1. C. D. Arrowsmith et al., "Generating untradense pair beams using 400 GeV/c protons," Phys. Rev. Res. 3, 023103 (2021)

Nonthermal particle acceleration in extreme plasmas around black holes

Supervisors Dmitri Uzdensky and Alexander Schekochihin

Accreting supermassive black holes (SMBHs) residing in active galactic nuclei (AGN) at the centres of many galaxies, including our own, are rightfully regarded as some of the most fascinating and enigmatic objects in the Universe. These black holes, and the powerful relativistic jets emanating from them, often exhibit spectacular, violent phenomena, such as bright high-energy flares with nonthermal X-ray and gamma-ray spectra. They are also viewed as the most likely generators of highly energetic non-electromagnetic observational "messengers": extremely relativistic cosmic rays and ultra-high-energy neutrinos, detected on Earth with dedicated ground-based observatories. All these observational signals indicate that BH environments are very efficient relativistic particle accelerators. Understanding how these cosmic accelerators work is an outstanding problem in modern high-energy astrophysics. Nonthermal particle acceleration is believed to be a natural product of collective kinetic nonlinear plasma processes, such as magnetic reconnection, shocks, and magnetised plasma turbulence taking place in weakly collisional plasmas. How these processes operate under the extreme physical conditions expected in the exotic relativistic plasma environments of accreting black holes is, however, not well understood. The situation is greatly complicated by special- and general-relativistic effects, by strong interaction of the energetic emitting plasma particles with radiation, and by quantum-electrodynamic effects such as pair creation. Elucidating the complex interplay of these effects with collective plasma processes and, consequently, their impact on particle acceleration is an active area of today's plasma astrophysics research, presenting a number of interesting, nontrivial theoretical challenges. This project will address these fundamental plasma-theoretical questions and their observational implications through a combination of analytical and computational methods, with the balance between theory and computation to be decided based on the student's preferences.
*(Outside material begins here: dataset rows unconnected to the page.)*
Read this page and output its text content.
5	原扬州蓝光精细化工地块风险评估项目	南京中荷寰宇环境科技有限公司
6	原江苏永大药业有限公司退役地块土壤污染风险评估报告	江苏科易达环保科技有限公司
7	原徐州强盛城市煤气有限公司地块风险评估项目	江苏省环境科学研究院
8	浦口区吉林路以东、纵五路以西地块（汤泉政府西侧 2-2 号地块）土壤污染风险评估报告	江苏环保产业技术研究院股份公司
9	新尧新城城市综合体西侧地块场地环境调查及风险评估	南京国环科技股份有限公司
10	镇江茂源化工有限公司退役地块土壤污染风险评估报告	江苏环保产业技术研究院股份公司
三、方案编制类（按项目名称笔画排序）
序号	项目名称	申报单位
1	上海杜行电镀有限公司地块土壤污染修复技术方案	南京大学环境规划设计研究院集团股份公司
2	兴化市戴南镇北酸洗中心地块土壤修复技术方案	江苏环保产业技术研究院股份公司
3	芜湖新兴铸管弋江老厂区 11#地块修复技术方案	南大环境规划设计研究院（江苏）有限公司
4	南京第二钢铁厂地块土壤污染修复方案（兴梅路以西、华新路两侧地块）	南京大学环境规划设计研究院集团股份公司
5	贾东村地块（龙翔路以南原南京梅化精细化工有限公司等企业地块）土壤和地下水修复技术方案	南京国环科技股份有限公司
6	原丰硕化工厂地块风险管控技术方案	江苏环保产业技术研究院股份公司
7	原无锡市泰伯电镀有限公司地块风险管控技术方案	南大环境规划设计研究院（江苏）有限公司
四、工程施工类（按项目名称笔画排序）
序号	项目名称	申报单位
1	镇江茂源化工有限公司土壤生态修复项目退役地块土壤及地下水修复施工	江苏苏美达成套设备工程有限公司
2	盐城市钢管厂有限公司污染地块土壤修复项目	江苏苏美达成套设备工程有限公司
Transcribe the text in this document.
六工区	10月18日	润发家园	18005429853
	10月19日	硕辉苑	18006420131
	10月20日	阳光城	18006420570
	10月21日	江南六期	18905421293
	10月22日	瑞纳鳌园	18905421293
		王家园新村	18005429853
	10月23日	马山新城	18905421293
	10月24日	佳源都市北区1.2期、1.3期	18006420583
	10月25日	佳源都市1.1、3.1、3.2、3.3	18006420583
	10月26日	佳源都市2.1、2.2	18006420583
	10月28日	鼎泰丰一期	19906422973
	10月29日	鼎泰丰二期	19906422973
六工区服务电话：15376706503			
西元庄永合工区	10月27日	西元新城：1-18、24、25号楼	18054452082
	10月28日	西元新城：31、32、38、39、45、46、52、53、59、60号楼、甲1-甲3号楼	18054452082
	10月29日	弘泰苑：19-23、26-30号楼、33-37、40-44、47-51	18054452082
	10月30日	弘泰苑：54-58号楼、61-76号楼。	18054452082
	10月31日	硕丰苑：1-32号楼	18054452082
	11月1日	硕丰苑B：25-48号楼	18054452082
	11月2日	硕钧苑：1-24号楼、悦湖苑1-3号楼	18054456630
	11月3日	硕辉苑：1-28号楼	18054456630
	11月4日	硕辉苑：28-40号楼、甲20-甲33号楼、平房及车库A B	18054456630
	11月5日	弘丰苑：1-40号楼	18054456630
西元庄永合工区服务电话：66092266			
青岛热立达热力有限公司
Interaction between tides and convection in stars and giant planets

Supervisor: Caroline Terquem

A large proportion of stars are found in binary systems.  When the distance between the two stars in such systems is small enough, oscillations are excited in each of the stars by the tidal potential of its companion.  These tidal waves are dissipated in the convective regions of the stars.  Such dissipation of energy leads to circularisation of the orbits.  Observations show that close orbits are circular whereas wider orbits have eccentricities.  The period at which the transition occurs for a type of stars is called the 'circularisation period'.  Until now,  theoretical studies, which have relied on mixing length theory to model convection, have predicted circularisation periods significantly smaller than the observed ones.   We have developed  a new description of the interaction between tides and convection that yields the observed values of the circularisation period.  This new formalism is also able to account for the rate of tidal energy dissipation which is needed in giant planets to explain the orbital evolution of their satellites, and which had been a puzzle for the last 50 years.  There is a large number of problems that should be revisited using this new description, and this is the aim of the project.  These studies can be applied to a variety of systems, including binary systems with two stars, or with one star and a giant planet, or with a giant planet and a satellite.   The project will use analytical and numerical tools.